Ich lache spöttisch auf. »Erst erzählst du mir, dass ich Sage bin und dann sagst du, ich bin krank? Und all das, nachdem du mich mit meiner Lieblingspolizistin durch den scheiß Wald gejagt hast? Ich weiß nicht, wer von uns hier krank ist.«

»Du bist krank. Und du bist auch Sage.«

»Dass ich nicht lache! Ich habe doch genau mitbekommen, was sie dir angetan hat und wie sehr du sie verabscheut hast. Wenn ich wirklich Sage wäre, könntest du mir doch nicht mal in die Augen schauen!«

St. John fährt sich mit der Hand über das Gesicht. Er wirkt verzweifelt.

»Du bist zwar Sage... aber du bist viel mehr Harriet. Sage ist lediglich ein giftiger Dorn in deiner Persönlichkeit, aber–«

Als wir es neben uns im Gebüsch klicken hören, erstarren wir. Es raschelt leise, das Grün des feinen Blätterwerks teilt sich und heraus tritt Officer Los Carlos. Ihre kohlschwarzen Augen sind unbeirrt auf mich gerichtet – ebenso wie der Lauf einer Waffe.

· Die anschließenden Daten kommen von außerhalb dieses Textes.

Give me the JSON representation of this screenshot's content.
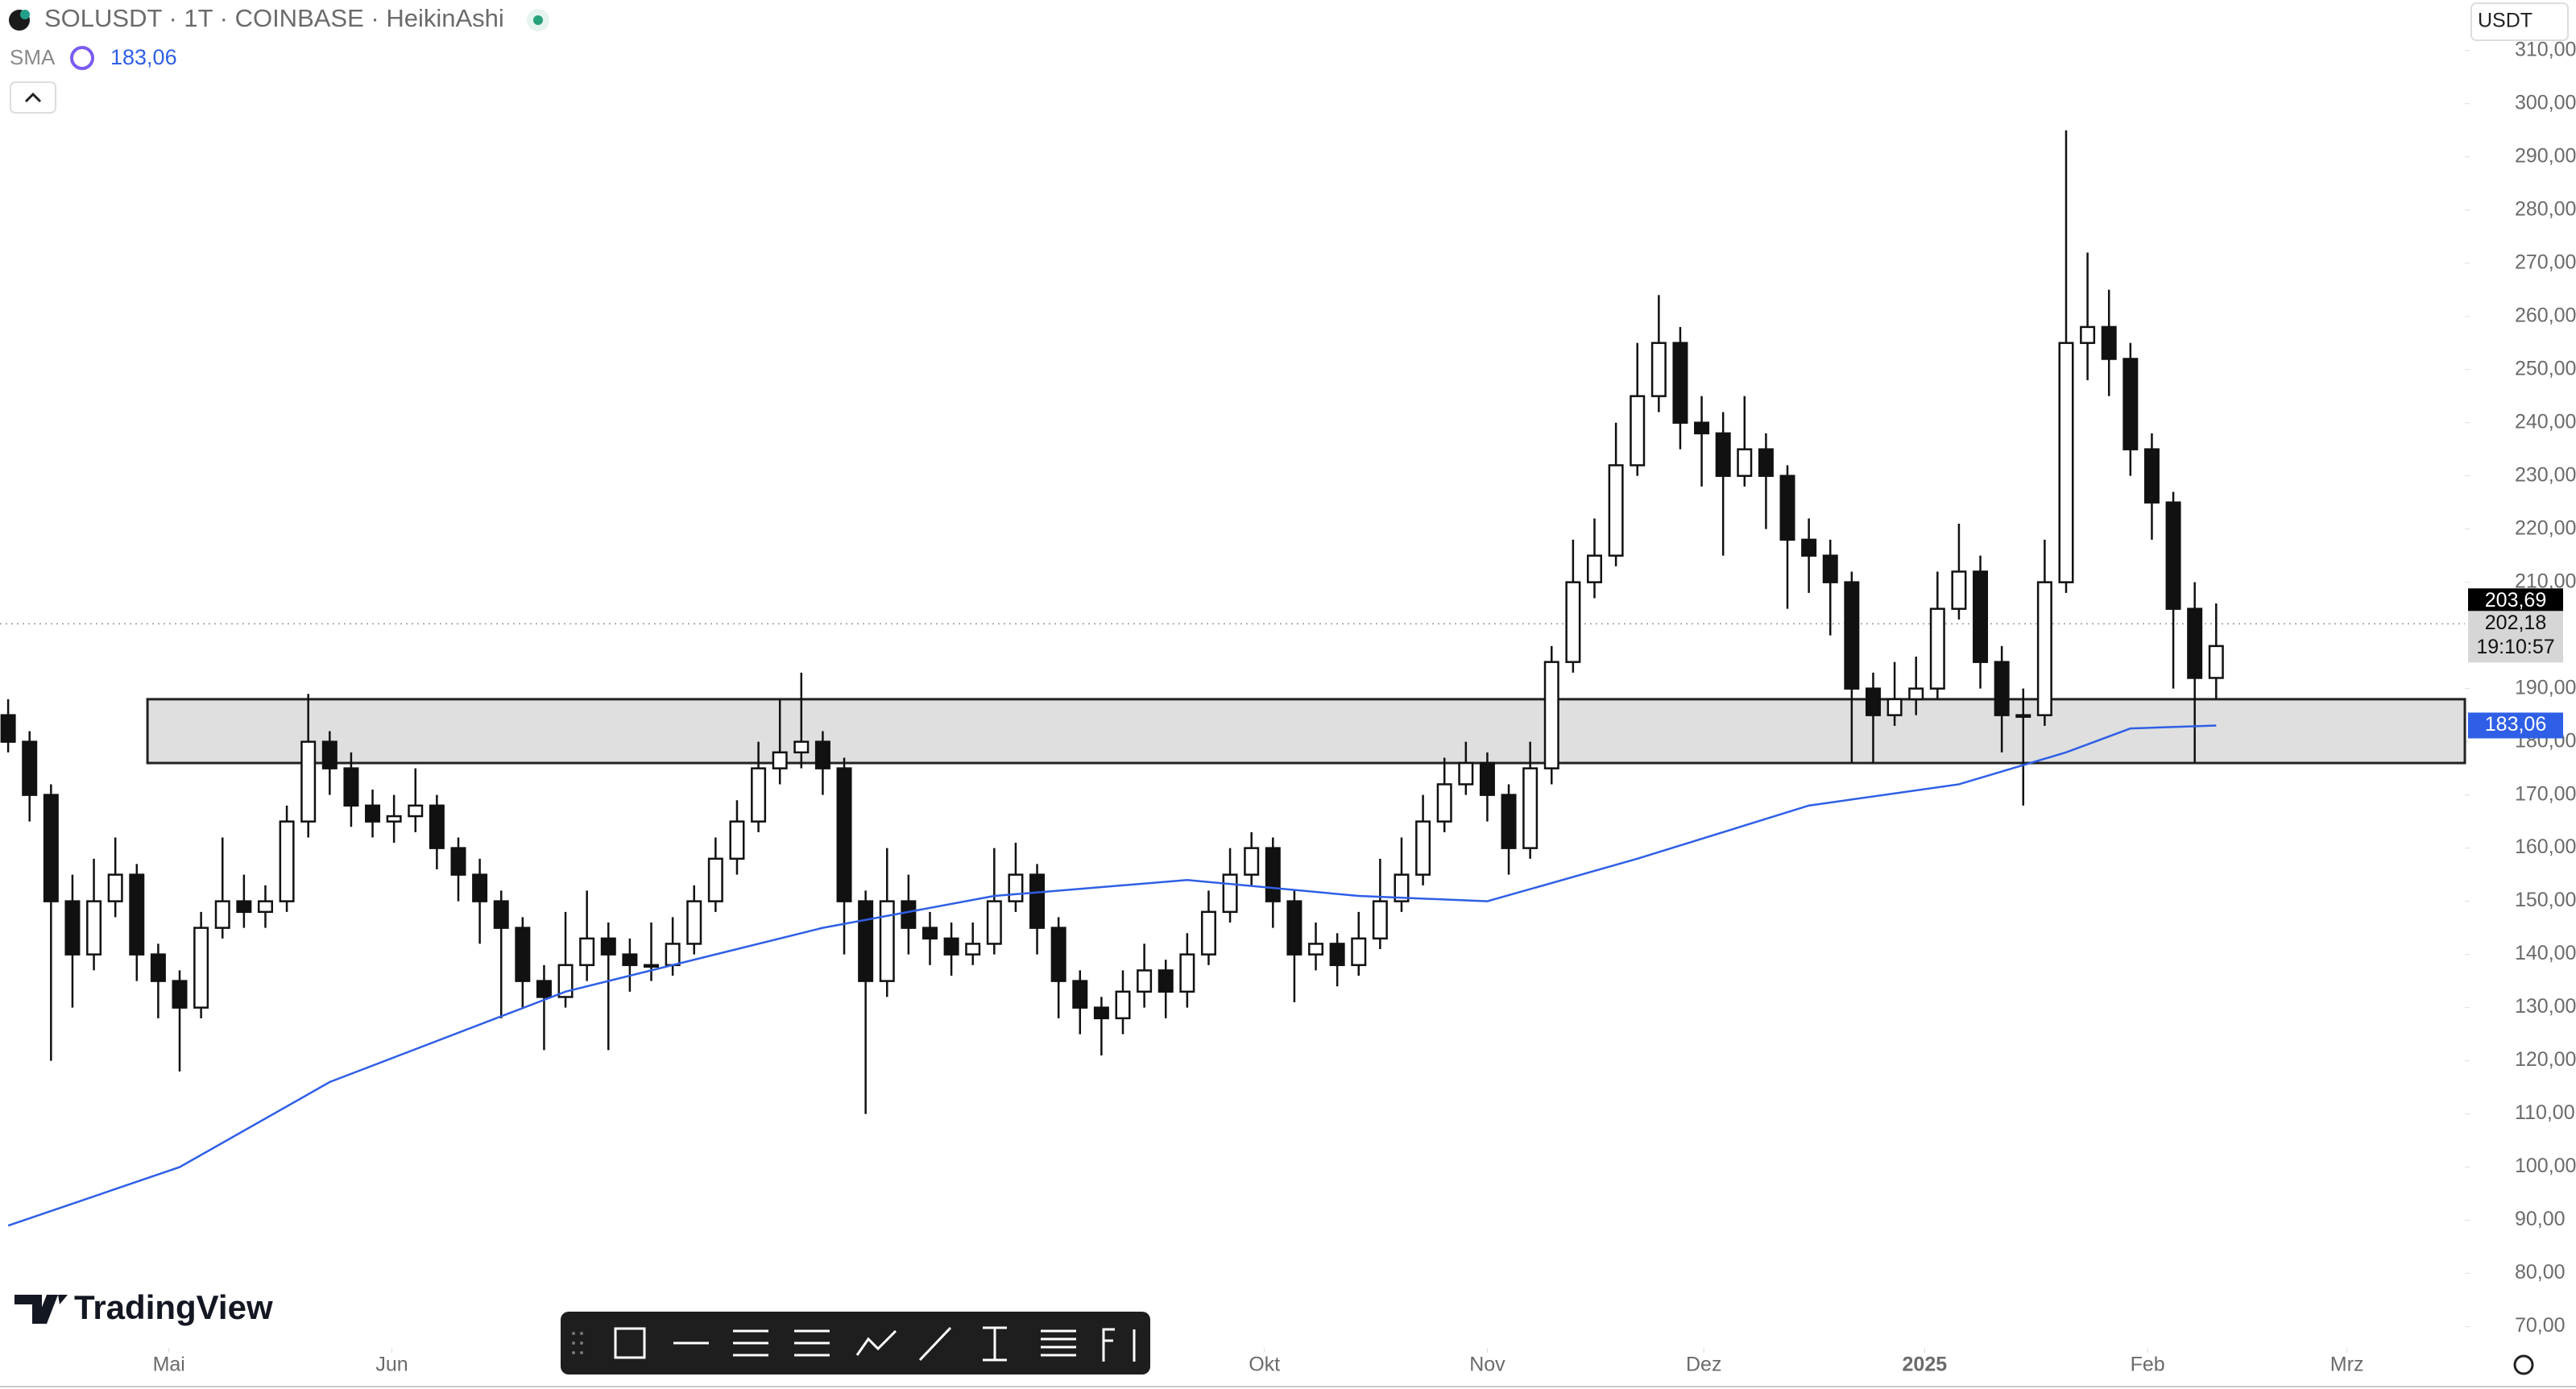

»Das reicht, Sie liebeskranker Vollidiot. Verziehen Sie sich, bevor Ihnen noch was passiert«, spricht sie mit gefährlich ruhiger Stimme zu St. John ohne ihn dabei anzusehen.

»Aber–«

»Tun Sie mir den Gefallen.« An ihrem Tonfall ist unmissverständlich hörbar, dass es sich nicht um eine Bitte handelt. St. Johns Kiefer zuckt, als er die Zähne zusammenbeißt. Doch schließlich senkt er den Blick und nickt.

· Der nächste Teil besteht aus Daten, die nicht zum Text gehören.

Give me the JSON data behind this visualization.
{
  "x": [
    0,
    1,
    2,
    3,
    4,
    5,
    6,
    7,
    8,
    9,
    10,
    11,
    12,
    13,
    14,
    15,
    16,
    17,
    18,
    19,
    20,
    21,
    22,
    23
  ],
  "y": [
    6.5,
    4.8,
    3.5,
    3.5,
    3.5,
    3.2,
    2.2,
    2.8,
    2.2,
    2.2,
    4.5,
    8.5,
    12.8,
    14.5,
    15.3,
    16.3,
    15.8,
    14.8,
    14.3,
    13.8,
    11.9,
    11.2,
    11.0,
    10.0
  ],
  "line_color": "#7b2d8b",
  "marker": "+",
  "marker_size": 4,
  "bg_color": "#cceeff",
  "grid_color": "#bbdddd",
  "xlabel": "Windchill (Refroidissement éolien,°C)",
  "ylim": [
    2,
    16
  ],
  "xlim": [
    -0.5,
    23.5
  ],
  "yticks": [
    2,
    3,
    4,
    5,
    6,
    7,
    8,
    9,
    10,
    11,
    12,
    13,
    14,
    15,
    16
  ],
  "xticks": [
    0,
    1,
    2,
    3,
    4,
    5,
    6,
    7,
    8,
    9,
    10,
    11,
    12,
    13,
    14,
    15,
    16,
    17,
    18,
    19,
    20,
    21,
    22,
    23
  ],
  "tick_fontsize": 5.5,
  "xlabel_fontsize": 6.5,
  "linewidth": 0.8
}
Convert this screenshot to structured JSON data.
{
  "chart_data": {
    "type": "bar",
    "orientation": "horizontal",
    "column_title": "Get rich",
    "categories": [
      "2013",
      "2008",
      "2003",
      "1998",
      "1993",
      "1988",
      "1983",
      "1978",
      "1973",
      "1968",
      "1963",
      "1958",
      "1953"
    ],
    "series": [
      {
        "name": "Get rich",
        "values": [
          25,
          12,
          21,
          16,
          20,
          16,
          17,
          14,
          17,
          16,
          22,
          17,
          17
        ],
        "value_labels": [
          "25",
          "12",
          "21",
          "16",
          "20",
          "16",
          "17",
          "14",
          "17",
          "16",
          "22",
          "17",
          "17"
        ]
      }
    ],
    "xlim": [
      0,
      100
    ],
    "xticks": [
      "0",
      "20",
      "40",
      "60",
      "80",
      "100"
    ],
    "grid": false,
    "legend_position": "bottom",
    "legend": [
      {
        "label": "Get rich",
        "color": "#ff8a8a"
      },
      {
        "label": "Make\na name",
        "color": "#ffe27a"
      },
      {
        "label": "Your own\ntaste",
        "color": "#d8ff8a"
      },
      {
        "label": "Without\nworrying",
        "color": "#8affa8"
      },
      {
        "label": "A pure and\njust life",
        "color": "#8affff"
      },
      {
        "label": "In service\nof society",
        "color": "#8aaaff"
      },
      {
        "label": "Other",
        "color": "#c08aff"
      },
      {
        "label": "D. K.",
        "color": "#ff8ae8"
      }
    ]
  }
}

Sobald er verschwunden ist, spricht Los Carlos: »Harriet Clues, ich muss Sie dazu auffordern, mit mir zu kommen.«

»Aber warum? Ich habe doch nie etwas gemacht!«

»Kommen Sie mit und wir besprechen alles weitere.«

»Nein!«, schreie ich wütend.

»Kommen Sie mit! Das ist keine Bitte.«

»Was, wenn nicht? Knallen Sie mich dann ab?«, höhne ich.

»Ja«, antwortet sie sofort. »Aber ich würde das lieber nicht tun müssen, Harriet.« Auf einmal wirkt sie unglaublich müde. »Bitte... kommen Sie einfach mit. Ich verspreche Ihnen, dass Sie dann Antworten auf ihre Fragen erhalten.« Ich tue so, als würde ich zögern.

Doch dann schlage ich blitzschnell einen Haken und renne in die entgegengesetzte Richtung. »Hey!«, vernehme ich den Ruf der Polizistin hinter mir. Ich rennen noch schneller, lasse zu, dass die Büsche meine Arme und den Hals zerkratzen, renne immer weiter und weiter...

Bis ich einen harten Schlag auf dem Hinterkopf spüre und auf einmal alles schwarz wird.